If you are the mother of the bride and are gathering information for the bride and groom, make notes on the business card, brochure or flyer that you think might interest them the most. Bringing a small notebook and pen to make special notes is helpful. If a vendor gives you information that you especially like and want to follow up with at a later date, put that information in a special bag, not with all the other stuff you may collect. Don't weigh yourself down with unnecessary items. Bring what you need for the day to keep your shoulder free from bag weight. Leave your purse at home in favor of your own lightweight carrying bag. Some vendors will give you one, however use your own bag to separate vendor information that is of special interest to you and use the vendor bag for everything else. Another idea is to bring a red pen and mark the vendors' information in a special way that will indicate your level of interest, e.g., "call this one!" Make notes on business cards, the brochure or flyer for easy reference later.

Bring a small notebook and pen. You never know what tips or ideas you'll find out and want to write down. You will never remember which vendor told you what. It is possible to see 16 photographers, 8 videographers, 10 bakers, 12 disc jockey services and several ministers. There's so much to see that by the time you get home, you may forget. Bring your PDA or personal planner so you will have your bridal shower, rehearsal, wedding and other important dates handy. It can also be helpful if you choose to make an appointment with one of the vendors. Ask about the exhibitors' availability if you are interested. Be sure not to make speedy judgments on whether the information offered might be of interest to you. Take one minute to listen to their offer and if a vendor offers you literature you do not want, don't take it. Be polite. Just say "no, thank you" and walk on. Vendors appreciate your candor because they spend a lot of money on their wedding flyers, promotional pieces, etc. Some vendors offer drawings for prizes.

Prevent writer's cramp! Bring address labels to save time in filling out registration blanks. Computer savvy? Make your own labels (or business card) on your computer. It is helpful to include your name, the groom's name, complete address, your wedding date and location, phone numbers and e-mail address. This is very helpful to the vendor when you request additional information. If you don't bring labels, print very clearly when registering for anything.

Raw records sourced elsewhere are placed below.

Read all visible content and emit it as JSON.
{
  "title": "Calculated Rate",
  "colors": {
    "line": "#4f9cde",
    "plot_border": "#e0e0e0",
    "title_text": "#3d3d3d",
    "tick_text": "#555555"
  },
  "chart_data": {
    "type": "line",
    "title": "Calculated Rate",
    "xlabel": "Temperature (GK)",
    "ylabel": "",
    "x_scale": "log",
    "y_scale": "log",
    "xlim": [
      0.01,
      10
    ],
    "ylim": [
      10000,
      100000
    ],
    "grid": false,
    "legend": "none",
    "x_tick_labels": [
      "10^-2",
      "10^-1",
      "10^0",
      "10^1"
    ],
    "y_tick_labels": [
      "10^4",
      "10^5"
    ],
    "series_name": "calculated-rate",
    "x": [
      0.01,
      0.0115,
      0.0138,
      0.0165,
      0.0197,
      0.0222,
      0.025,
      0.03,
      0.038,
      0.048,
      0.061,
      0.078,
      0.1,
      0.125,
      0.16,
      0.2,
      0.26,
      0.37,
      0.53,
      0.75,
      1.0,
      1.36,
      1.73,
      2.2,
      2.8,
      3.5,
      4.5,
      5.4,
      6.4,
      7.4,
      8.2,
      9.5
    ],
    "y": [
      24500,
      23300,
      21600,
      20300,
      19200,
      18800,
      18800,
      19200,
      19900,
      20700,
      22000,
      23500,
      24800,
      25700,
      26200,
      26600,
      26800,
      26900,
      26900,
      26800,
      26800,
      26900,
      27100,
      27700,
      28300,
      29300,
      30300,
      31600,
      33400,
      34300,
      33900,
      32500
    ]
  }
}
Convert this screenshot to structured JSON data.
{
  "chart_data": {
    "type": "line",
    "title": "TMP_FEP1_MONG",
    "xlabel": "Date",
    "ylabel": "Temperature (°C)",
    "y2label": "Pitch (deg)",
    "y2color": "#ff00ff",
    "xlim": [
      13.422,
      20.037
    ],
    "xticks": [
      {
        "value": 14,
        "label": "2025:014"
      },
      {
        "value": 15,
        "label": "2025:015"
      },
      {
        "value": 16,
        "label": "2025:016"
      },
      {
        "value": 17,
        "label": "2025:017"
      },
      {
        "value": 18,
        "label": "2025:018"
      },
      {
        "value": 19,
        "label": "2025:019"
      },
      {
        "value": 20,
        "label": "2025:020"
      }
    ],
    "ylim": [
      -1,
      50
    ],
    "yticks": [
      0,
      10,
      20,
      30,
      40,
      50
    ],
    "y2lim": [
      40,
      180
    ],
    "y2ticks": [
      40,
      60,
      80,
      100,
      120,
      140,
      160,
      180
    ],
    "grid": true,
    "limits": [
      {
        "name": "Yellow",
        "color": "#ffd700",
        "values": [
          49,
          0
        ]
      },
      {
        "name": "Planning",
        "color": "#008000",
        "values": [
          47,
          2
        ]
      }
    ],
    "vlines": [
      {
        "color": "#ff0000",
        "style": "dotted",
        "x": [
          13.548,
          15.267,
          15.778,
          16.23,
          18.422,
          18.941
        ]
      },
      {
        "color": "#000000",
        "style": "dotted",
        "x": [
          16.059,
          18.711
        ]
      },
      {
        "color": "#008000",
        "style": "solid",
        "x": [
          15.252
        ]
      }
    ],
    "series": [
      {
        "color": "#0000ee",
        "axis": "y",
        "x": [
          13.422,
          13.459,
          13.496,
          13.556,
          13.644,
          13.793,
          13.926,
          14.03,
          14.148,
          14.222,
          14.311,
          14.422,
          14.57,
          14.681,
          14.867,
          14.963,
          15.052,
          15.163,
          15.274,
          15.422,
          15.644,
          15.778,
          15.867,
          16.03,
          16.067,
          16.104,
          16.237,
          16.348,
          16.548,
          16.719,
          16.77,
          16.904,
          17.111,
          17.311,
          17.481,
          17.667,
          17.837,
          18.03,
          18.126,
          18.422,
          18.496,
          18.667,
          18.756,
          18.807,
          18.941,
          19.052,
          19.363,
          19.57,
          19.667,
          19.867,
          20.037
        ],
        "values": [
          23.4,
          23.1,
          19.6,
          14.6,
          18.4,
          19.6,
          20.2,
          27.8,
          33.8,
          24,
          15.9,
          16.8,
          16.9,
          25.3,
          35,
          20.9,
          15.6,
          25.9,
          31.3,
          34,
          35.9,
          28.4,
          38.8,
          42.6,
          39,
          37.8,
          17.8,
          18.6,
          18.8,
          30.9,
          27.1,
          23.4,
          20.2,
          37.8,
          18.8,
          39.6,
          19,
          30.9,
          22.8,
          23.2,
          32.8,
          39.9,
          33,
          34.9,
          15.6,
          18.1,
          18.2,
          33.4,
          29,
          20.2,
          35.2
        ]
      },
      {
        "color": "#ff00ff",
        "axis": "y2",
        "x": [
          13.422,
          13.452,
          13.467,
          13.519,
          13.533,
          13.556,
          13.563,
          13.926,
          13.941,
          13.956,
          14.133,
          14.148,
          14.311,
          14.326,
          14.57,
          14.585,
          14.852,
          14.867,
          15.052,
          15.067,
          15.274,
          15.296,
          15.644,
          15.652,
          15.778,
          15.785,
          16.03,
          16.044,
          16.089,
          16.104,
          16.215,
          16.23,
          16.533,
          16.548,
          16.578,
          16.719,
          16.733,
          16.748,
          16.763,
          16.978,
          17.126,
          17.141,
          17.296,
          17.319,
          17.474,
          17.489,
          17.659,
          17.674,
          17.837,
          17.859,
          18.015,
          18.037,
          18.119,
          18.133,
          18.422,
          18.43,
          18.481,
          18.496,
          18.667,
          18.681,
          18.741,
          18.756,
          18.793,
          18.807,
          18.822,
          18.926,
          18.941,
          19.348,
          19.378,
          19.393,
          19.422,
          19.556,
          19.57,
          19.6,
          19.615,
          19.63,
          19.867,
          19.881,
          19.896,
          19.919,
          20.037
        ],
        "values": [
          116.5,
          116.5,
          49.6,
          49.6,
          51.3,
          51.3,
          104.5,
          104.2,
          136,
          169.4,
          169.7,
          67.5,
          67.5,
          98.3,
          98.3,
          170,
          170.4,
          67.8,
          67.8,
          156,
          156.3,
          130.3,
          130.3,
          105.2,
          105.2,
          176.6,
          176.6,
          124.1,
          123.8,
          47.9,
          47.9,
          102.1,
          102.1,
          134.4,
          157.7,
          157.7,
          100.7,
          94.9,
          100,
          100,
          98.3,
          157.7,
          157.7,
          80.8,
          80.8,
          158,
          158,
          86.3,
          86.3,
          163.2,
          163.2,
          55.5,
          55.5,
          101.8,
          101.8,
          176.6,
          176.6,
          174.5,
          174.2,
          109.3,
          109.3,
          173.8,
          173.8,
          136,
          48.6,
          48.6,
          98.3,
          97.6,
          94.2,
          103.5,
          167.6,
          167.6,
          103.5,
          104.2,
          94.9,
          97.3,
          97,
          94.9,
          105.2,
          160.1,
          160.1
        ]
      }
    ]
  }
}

Don't register for everything! If you know you will not need the service, don't register. Otherwise you may be receiving unneeded information from their mailing list for many months to come. You don't have to give your contact information out to everyone -- provide it only to those vendors that make your short list. Most shows offer a bride and groom sticker when you register. Please wear it! It can become confusing for vendors to identify everyone who attends, and if they know you are the bride, they are more likely to give you that little bit of extra attention. Material swatches and ribbons that suggest the colors of your wedding are helpful when speaking with florists, bakers, balloonists, gown shops and other professionals. Know the size of your wedding party, your color scheme, and the location of your reception facility.

Bring your credit card -- not your checkbook -- in case you want to book any services or give a deposit to hold a date. You will often find discounts that are available only at the show. If you are comfortable with the vendor, by all means, go for it. A word of caution... although most vendors are reputable, if a wedding vendor goes out of business before your wedding, you can usually get your money back if you use a credit card but you will be out of luck if you pay by check.

Proceed with caution and choose wisely. Read the fine print. If you see one of the vendors you have already hired at a show, ask them for referrals to other reputable vendors you may need. They may have worked with them at previous weddings and can make a valuable referral. Wedding venues often have "preferred vendor" lists available upon request.